The sun could be seen crawling up behind the buildings, and the sounds of
the awakening city echoed down the long avenues of South Brooklyn. The
Mist slid back into the sea, its swirling, sparkling mass dissipating, leaving
Peter standing alone.
The child thief pulled his hood up and headed toward a distant cluster of
bleak tenant buildings. A sign, covered in graffiti, proclaimed the complex
to be the pride of the Brooklyn City Housing Commission. Peter understood
none of the political implications of that sign, but he knew about slums and
ghettoes; such squalid, impoverished places had always been fertile hunting
grounds. The buildings were larger now, the accents and dress different, but
the faces were the same destitute faces of centuries ago: the despair of the
forgotten old, and the grim hostility of the futureless young. A breeding
ground for troubled youth, sometimes too troubled. But time was short and
Avalon needed more children; he would take his chances.

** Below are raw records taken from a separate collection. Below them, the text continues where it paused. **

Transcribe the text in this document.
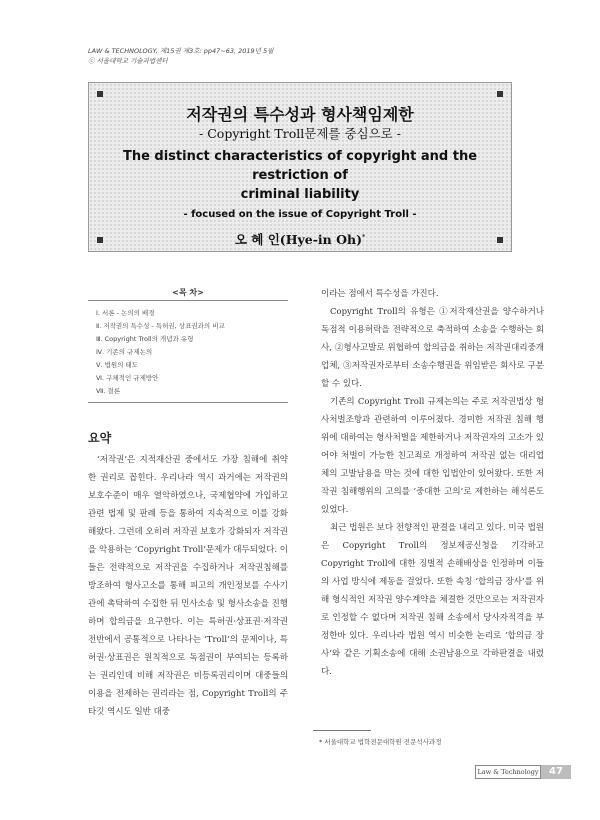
LAW & TECHNOLOGY, 제15권 제3호: pp47~63, 2019년 5월
ⓒ 서울대학교 기술과법센터
저작권의 특수성과 형사책임제한
- Copyright Troll문제를 중심으로 -
The distinct characteristics of copyright and the restriction of
criminal liability
- focused on the issue of Copyright Troll -
오 혜 인(Hye-in Oh)*
<목 차>
Ⅰ. 서론 - 논의의 배경
Ⅱ. 저작권의 특수성 - 특허권, 상표권과의 비교
Ⅲ. Copyright Troll의 개념과 유형
Ⅳ. 기존의 규제논의
Ⅴ. 법원의 태도
Ⅵ. 구체적인 규제방안
Ⅶ. 결론
요약

‘저작권’은 지적재산권 중에서도 가장 침해에 취약한 권리로 꼽힌다. 우리나라 역시 과거에는 저작권의 보호수준이 매우 열악하였으나, 국제협약에 가입하고 관련 법제 및 판례 등을 통하여 지속적으로 이를 강화해왔다. 그런데 오히려 저작권 보호가 강화되자 저작권을 악용하는 ‘Copyright Troll’문제가 대두되었다. 이들은 전략적으로 저작권을 수집하거나 저작권침해를 방조하여 형사고소를 통해 피고의 개인정보를 수사기관에 촉탁하여 수집한 뒤 민사소송 및 형사소송을 진행하며 합의금을 요구한다. 이는 특허권·상표권·저작권 전반에서 공통적으로 나타나는 ‘Troll’의 문제이나, 특허권·상표권은 원칙적으로 독점권이 부여되는 등록하는 권리인데 비해 저작권은 비등록권리이며 대중들의 이용을 전제하는 권리라는 점, Copyright Troll의 주 타깃 역시도 일반 대중

이라는 점에서 특수성을 가진다.

Copyright Troll의 유형은 ①저작재산권을 양수하거나 독점적 이용허락을 전략적으로 축적하여 소송을 수행하는 회사, ②형사고발로 위협하여 합의금을 취하는 저작권대리중개업체, ③저작권자로부터 소송수행권을 위임받은 회사로 구분할 수 있다.

기존의 Copyright Troll 규제논의는 주로 저작권법상 형사처벌조항과 관련하여 이루어졌다. 경미한 저작권 침해 행위에 대하여는 형사처벌을 제한하거나 저작권자의 고소가 있어야 처벌이 가능한 친고죄로 개정하여 저작권 없는 대리업체의 고발남용을 막는 것에 대한 입법안이 있어왔다. 또한 저작권 침해행위의 고의를 ‘중대한 고의’로 제한하는 해석론도 있었다.

최근 법원은 보다 전향적인 판결을 내리고 있다. 미국 법원은 Copyright Troll의 정보제공신청을 기각하고 Copyright Troll에 대한 징벌적 손해배상을 인정하며 이들의 사업 방식에 제동을 걸었다. 또한 속칭 ‘합의금 장사’를 위해 형식적인 저작권 양수계약을 체결한 것만으로는 저작권자로 인정할 수 없다며 저작권 침해 소송에서 당사자적격을 부정한바 있다. 우리나라 법원 역시 비슷한 논리로 ‘합의금 장사’와 같은 기획소송에 대해 소권남용으로 각하판결을 내렸다.

* 서울대학교 법학전문대학원 전문석사과정
Law & Technology	47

The child thief entered the housing complex through the back
alleyways, sticking to the shadows, his keen senses alert for the dispirited
and desperate, the abandoned and abused, for the lost child. Because lost


children needed someone to trust, needed a friend, and Peter was good at
making friends.
He shimmied up a drainpipe and dropped onto a balcony cluttered with
garbage bags. He situated himself beneath a rain-sodden sheet of plywood
and waited for the boys and girls to come out and play. As he waited, an
odor permeated his nostrils, every bit as offensive as the sour rot of the
garbage. It was the musky smell of grown-ups: their sweat, their gastric
utterances, their dandruff-ridden scalps, greasy pimple-pocked skin, wax-
encrusted ears, hemorrhoid-infested rumps. He wrinkled his nose. It hadn’t
changed since the day he was born—over fourteen hundred years ago.

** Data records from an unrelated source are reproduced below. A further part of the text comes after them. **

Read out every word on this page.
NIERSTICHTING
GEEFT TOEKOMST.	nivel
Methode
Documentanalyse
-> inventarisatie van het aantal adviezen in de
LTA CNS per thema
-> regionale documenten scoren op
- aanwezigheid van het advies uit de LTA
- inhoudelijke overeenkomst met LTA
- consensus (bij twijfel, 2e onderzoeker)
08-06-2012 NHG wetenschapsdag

He could vividly recall that day: the crushing pressure as his watery
sanctuary strove to eject him, fighting to remain, a feeling not unlike
drowning, sliding from his mother’s womb, cold hard hands clamping about
his legs and tugging him into the world, the blurry, dazzling brightness, the
numbing cold, the shock as someone slapped him across his bottom, the
fury and frustration as he wailed at the blurry blob holding him, and their
booming laughter.
Then he was wiped down and passed to other hands, gentle, caressing
hands that crushed him against warm, milk-swollen bosoms. Someone
covered him in a blanket heated by the fireside and he began to suckle. The
milk had been sweet, and the woman had begun to hum a soft lullaby. Peter
fell into the sweetest sleep he would ever know.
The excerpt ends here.